Reflections: Growing up

I became an adult rather quickly, or at least it felt like it. What was in all reality a slow process of maturation, both personal and physical, was condensed into one single moment when a friend asked me "When did you start thinking of yourself as an adult?" My immediate response was I hadn't yet, that I still thought of myself as essentially the same person that I had always been and that person was not an adult, perhaps not a child any longer but certainly not an adult. Adults were those older people who had jobs, real jobs, had gone to college, thought about getting married or had taken the plunge, bought homes and had become boring. My parents were adults. My grandparents were certainly adults.

And yet here I was. Twenty five years old, a recent recipient of an MA in history, a handful of serious relationships under my belt, with more married friends every year and an increasingly stable social and personal life. No career yet, but I could feel it looming in the near future. Was I an adult? I certainly looked like one at a casual glance. My friend maintained that he started thinking of himself as an adult the day he had to start paying his own bills. That's certainly true, that's a rather boring fact of adult life, but it seems anti-climatic, like there should be some more meaningful gateway into adulthood than the shouldering of your own personal load of credit card debt.
My problem stems from a notion of self-definition. I had never thought of myself as an adult, I had never stepped into that persona in my personal life and so, at least in my own eyes, I was not an adult. What the rest of the world thought when they saw me was of no real concern. I was simply me, the same person I had always been, and I refused to place any kind of artificial label or marker on my life that declared "Here marks the day upon which I entered into the life of an adult, with all its various rights and responsibilities."

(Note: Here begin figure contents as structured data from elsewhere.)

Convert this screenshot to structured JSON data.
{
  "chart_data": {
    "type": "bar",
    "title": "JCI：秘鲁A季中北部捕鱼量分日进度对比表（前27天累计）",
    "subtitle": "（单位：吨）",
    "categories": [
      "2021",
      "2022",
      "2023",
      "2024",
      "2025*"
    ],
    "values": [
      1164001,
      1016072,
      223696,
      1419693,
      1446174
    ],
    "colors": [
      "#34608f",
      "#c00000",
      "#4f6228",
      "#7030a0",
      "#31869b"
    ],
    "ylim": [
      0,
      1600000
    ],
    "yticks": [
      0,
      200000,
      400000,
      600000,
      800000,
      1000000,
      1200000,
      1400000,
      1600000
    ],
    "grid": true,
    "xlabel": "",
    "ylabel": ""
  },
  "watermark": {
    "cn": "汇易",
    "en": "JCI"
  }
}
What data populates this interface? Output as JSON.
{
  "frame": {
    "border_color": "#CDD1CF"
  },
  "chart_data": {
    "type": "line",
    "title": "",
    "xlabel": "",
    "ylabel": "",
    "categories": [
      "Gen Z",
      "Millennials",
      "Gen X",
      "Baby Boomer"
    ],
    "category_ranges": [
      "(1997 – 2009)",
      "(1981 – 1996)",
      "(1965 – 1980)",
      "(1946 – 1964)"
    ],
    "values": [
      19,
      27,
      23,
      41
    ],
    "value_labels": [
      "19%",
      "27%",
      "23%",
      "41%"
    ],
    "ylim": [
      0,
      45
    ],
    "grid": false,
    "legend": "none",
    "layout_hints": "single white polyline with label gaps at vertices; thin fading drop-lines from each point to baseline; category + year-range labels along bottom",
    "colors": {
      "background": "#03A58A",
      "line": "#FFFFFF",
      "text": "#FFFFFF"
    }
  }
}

This was fine until recently. Many of my co-workers are younger than me. It was my mistake to discover how much younger than me they really were. I was surrounded by eighteen and nineteen year olds, some recent graduates from high school, some still finishing their senior year. Suddenly I went from "just one of the guys" to the older guy, the adult, the one with the college degrees and the grey hairs in his sideburns, the one who was eight years older than the rest of them, the one who was closer to thirty than to twenty, and who suddenly felt worn out and defeated by his hard won life experiences. I couldn't help it. I was an adult. I was one of them, I had joined the other team and there was nothing I could do about it. My sudden maturity and adult status took me by surprise. I couldn't help asking myself if this is how other people saw me, if they thought of me as an adult, as a grown up, as someone who was as boring as I assumed all of the adults that had always surrounded me were.
It's an ongoing process of personal reconciliation with my new adult nature. I'm still not completely OK with the idea of not being a youth, or even a young adult any more. I suppose that everyone, eventually, has to grow up and we can't spend all of our lives trapped in the shelter and innocence of childhood. However, I do wish that it had come upon me easier, that I had been given time to come to terms with the fact that adulthood was fast approaching as opposed to being generation gapped by my co-workers and left reeling with the knowledge of my experiential and temporal separation from them.